Ambulatory Holter ECG recording is part of the primary diagnostic and follow-up approach in detecting nonsustained ventricular tachycardia (e.g., an important risk factor for SD) and is therefore essential for risk stratification. Invasive electrophysiological examination has become less important in recent years [3]. The exercise test can be useful for risk stratification in selected patients for monitoring stress-induced ventricular arrhythmias and blood pressure response to physical exercise (systolic pressure fall) (see Chap. 13). Cardiac catheterization and endomyocardial biopsy are rarely employed in clinical practice.

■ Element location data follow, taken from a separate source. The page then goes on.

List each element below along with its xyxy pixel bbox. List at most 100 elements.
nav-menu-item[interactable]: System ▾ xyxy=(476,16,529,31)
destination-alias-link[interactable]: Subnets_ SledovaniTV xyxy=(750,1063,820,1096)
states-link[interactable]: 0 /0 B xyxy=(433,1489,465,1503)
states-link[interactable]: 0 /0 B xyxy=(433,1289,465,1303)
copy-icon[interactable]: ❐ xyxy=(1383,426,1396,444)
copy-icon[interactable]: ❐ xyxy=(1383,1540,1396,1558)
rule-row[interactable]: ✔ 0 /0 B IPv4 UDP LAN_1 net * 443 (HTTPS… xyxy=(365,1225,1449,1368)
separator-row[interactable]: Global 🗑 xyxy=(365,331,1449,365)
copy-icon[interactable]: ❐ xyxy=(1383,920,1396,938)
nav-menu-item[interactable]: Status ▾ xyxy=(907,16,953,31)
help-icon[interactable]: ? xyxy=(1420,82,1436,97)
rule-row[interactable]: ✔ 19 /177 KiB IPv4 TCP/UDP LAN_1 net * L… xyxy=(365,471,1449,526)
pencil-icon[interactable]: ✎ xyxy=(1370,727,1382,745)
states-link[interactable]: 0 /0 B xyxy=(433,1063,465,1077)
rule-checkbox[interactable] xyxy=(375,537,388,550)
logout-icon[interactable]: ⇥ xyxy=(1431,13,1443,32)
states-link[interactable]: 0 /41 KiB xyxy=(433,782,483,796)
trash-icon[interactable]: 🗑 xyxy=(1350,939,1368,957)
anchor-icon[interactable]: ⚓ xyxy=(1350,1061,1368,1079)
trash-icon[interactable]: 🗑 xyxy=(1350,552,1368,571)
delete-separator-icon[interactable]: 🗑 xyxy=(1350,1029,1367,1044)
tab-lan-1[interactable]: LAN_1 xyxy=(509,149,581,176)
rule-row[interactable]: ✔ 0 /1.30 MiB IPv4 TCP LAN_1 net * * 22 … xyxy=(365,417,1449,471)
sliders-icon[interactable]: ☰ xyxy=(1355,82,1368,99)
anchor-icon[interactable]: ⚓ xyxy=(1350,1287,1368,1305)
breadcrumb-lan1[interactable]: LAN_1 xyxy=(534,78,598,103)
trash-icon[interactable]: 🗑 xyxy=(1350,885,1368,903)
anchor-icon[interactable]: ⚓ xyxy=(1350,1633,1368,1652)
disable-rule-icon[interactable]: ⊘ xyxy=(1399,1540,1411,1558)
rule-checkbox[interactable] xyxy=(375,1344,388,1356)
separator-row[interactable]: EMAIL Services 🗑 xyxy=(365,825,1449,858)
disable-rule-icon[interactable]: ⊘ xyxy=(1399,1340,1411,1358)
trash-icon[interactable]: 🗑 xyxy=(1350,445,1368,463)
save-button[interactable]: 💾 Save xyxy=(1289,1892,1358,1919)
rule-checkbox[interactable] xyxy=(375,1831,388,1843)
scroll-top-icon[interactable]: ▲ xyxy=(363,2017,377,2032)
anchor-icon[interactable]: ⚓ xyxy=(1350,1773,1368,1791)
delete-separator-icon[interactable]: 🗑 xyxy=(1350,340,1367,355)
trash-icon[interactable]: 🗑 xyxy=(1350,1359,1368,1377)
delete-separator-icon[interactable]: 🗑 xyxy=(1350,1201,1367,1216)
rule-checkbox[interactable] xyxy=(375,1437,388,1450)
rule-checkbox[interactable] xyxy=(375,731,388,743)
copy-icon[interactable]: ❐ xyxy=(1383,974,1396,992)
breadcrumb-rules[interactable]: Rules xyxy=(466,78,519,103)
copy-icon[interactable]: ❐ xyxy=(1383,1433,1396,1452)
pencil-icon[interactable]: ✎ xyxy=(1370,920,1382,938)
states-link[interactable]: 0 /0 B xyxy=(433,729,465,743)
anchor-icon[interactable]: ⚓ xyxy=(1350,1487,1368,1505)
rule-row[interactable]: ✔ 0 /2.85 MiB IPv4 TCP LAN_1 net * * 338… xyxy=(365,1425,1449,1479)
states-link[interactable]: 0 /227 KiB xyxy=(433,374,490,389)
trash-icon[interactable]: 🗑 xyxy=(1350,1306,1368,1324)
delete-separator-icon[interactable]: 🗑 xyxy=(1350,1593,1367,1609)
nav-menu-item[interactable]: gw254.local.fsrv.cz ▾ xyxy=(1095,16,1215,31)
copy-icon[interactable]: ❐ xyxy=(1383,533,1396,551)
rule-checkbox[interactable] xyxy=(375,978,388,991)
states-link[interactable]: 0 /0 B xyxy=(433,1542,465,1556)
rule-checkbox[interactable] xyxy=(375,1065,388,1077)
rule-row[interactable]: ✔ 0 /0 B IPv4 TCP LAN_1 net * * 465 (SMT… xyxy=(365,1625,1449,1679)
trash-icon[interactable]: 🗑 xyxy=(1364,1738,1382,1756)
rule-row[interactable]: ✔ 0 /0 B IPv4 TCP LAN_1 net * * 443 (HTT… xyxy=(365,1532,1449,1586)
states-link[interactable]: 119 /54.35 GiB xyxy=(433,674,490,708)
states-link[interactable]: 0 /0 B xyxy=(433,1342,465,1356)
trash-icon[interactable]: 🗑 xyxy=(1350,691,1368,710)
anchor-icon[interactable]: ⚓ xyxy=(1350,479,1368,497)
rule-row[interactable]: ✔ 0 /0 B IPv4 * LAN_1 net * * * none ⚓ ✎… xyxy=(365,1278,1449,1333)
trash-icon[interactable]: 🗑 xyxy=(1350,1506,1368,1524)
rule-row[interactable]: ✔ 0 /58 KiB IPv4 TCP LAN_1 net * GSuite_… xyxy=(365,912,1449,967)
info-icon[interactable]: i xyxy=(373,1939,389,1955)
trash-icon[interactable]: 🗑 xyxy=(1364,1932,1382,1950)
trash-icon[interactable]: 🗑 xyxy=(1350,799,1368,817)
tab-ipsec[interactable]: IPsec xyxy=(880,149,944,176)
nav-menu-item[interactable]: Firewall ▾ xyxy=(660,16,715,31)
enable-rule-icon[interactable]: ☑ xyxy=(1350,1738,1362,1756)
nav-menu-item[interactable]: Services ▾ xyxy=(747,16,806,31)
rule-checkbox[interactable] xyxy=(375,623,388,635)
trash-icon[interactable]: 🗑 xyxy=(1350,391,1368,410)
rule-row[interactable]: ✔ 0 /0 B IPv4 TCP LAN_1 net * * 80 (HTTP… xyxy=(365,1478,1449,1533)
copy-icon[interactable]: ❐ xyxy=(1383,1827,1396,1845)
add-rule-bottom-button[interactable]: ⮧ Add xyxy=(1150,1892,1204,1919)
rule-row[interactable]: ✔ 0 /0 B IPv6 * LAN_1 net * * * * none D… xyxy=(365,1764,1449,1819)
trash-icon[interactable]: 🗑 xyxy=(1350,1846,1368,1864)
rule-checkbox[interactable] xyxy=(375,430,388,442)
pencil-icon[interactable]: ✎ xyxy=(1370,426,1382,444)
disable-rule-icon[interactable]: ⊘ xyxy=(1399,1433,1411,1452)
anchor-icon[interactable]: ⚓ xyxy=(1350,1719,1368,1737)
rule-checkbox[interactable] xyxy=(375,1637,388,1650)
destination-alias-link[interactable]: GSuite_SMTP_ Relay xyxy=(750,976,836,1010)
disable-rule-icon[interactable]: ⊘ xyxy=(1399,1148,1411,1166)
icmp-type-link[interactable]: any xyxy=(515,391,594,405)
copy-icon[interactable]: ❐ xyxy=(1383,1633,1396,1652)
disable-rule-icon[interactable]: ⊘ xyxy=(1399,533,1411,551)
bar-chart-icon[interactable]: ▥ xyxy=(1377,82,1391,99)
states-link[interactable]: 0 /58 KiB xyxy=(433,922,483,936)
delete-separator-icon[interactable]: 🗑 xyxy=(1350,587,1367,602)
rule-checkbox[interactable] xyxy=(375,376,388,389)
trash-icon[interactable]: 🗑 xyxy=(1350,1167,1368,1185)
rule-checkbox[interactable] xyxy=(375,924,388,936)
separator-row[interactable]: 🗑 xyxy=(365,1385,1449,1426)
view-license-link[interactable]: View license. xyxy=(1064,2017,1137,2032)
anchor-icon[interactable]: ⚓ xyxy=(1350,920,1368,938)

Genetic testing is used to identify affected relatives in families known to have HCM. Because familial HCM is a dominant disorder, the risk that an affected patient will transmit the disease is 50 %. When a pathogenic mutation is identified in an index patient, genetic testing may be extended to each family member. Genetic counseling must be performed before genetic testing to improve patient and family understanding of implications of test results, potential risks, and benefits. Genetic counseling should be performed even if genetic testing is not undertaken. Genetic screening of first-degree relatives can identify family members carrying a mutation (genotype positive) but without overt cardiac hypertrophy (phenotype negative). In such cases, noninvasive clinical screening with physical examination, ECG, and 2D echocardiography or CMR is recommended due to the possibility of an age-related expression of the disease phenotype [1].

HCM heterogeneity is manifested even in clinical presentation, symptoms severity, and clinical course (Table 9.1). Many affected patients (with the hypertrophic phenotype) present with no symptoms or major disability and experience a normal life expectancy without complications. On the other hand, symptomatic disease may present with different, not mutually exclusive, clinical settings. Some patients may experience SD, which can be the first and last manifestation of the disease, especially in individuals <35 years of age. Some other patients develop signs and symptoms of HF due to diastolic dysfunction (diastolic HF) with a well-preserved LV systolic function. A minority of those patients (~5–10 %) manifests progression toward end-stage disease, with impaired contractility and systolic dysfunction due to massive myocardial fibrosis. Those patients are at very high risk both for refractory HF and malignant arrhythmias. Finally, some affected individuals developed AF as a consequence of increased filling pressure and atrial dilatation, which can contribute to HF symptoms and brings with it major or minor systemic thromboembolic complications (e.g., cardioembolic stroke) [1, 10].